524 Vernon Street became Dixie’s Cafe for filming of Roxanne in the summer of 1986. Al Peterson photo
Here are two classic scenes featuring the building.
In the 1987 civic directory, the building was listed as Antonio’s Restaurant. By 1989 it became the All Star Restaurant and Grill (Tony Arcuri and Pat Price, props.), then Alycia’s (1992-93), Rickaby’s (around 1994), and finally Jackson’s Hole (2006).
Updated on Jan. 15, 2020 to correct the fact that the building is indeed on the city’s heritage register and on June 18, 2020 to add details from the statement of significance and to note the Daily News moved to 524 Vernon from 356-58 Baker. Updated on July 31, 202 to add the 1979 photo.

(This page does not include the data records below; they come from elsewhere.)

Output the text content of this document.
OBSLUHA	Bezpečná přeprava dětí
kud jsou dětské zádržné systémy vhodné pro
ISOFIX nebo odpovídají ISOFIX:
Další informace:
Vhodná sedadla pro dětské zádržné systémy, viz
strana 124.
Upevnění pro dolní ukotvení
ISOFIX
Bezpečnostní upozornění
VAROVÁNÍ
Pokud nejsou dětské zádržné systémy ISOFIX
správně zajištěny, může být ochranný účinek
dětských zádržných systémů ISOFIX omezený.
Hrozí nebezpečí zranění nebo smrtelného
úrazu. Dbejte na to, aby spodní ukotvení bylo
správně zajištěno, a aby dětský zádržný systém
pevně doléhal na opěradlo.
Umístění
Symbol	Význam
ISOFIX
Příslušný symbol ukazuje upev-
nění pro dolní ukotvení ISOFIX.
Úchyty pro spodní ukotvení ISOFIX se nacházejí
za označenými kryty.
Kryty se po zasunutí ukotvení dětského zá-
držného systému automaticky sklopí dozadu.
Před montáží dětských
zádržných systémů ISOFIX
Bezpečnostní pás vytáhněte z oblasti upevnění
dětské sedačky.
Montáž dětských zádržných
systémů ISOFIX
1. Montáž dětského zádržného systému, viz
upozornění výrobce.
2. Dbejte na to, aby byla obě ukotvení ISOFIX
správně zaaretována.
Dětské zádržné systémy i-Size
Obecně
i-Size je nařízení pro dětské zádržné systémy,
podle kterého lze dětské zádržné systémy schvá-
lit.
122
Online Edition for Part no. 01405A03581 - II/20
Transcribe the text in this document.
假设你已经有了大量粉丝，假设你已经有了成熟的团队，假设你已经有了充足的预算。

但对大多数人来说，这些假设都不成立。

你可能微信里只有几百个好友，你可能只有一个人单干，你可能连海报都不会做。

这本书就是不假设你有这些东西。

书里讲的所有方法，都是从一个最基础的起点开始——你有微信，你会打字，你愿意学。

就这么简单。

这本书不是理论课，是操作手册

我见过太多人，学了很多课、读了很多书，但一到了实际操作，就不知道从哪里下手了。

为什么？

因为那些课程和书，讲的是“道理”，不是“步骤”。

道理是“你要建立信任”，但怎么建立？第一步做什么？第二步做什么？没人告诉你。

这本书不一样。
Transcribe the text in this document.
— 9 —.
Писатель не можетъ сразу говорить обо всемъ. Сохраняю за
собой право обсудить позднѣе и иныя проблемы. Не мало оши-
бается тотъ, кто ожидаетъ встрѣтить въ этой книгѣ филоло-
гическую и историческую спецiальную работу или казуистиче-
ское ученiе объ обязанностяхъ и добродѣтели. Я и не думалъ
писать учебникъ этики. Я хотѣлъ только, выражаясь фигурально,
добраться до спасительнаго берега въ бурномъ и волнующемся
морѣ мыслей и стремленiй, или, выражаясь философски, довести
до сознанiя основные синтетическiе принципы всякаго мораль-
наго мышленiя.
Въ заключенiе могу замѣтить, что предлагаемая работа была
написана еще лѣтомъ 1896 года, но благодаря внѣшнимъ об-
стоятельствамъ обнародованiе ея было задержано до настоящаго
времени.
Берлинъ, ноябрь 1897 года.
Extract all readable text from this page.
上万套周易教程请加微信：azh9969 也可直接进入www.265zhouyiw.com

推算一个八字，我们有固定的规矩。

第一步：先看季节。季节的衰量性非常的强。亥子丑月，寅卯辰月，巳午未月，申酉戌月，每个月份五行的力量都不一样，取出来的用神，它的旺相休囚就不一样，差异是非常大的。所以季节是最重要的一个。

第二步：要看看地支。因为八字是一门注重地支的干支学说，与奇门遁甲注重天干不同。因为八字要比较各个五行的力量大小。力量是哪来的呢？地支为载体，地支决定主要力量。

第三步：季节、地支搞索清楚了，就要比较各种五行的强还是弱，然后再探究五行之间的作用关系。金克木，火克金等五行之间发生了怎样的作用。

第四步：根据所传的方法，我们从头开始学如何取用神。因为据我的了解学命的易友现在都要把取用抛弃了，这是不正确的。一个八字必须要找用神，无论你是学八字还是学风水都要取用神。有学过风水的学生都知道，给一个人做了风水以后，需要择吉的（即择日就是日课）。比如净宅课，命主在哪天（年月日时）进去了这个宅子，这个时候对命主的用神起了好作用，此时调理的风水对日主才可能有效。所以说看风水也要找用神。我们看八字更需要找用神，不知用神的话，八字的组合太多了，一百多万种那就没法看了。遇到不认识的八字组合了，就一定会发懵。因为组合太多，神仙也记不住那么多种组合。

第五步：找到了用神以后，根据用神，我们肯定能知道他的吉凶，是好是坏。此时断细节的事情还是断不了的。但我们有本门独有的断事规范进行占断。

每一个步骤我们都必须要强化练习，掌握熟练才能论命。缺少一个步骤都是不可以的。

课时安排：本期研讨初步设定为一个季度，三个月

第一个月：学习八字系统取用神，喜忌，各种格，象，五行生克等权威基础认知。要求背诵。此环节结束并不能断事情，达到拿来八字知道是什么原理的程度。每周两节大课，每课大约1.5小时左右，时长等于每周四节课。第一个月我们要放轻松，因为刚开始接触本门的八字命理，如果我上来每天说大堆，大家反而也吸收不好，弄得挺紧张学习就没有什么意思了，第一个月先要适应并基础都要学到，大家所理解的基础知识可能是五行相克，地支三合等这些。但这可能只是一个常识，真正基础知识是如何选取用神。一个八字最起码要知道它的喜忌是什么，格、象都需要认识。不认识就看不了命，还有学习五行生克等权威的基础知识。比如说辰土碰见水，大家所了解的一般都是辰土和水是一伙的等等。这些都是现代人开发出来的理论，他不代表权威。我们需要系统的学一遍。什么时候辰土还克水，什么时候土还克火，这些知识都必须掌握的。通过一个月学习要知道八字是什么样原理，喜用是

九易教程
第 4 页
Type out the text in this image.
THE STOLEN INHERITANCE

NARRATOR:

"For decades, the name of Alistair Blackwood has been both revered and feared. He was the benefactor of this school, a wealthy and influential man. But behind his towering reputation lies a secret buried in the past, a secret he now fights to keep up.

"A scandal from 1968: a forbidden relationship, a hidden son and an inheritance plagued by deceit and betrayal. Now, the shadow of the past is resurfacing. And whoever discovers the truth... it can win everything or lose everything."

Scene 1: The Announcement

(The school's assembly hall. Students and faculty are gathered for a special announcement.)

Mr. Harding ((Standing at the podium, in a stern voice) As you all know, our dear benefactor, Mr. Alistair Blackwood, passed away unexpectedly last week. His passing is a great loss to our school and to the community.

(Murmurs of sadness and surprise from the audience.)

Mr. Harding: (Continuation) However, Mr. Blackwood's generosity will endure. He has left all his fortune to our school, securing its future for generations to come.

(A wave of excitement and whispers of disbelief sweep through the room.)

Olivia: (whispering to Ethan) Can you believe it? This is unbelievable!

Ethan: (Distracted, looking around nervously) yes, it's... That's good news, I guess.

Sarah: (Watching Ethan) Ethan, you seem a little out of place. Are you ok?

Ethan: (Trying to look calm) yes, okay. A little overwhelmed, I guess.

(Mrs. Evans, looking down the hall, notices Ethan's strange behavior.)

Mamma Rosa's was better than the Colander in Trail. Damn it was good. I wish I could somehow find that sauce and meatball recipe. It was etched in my 10 year old brain and I can still taste it 40 years later. I was gutted when it closed.
Gee, we could use one of those again!
For a brief period in the '60s, the corner part of that storefront was a comic book exchange. You could take in your comic books, get credit which you could use to buy other books they had taken in. Unfortunately the store closed up/disappeared one day. I and probably other patrons, were left high and dry with outstanding credits :-(
Hi Greg, I am not sure of the dates but I did not live in Nelson from 1964-1970. My husband's grandmother worked in the Salvation Army Thrift Store which I believe was in that building. It would have been before 1964. Early 1960's I would guess.
I remembered that Fred McClelland and his father had a furniture store in this building, probably in the 1970's. Today I happened upon Fred and his wife Mary Anne and asked about it. He confirmed the information but I forgot to ask the dates. One entered their shop from the back alley as it was located on the second floor.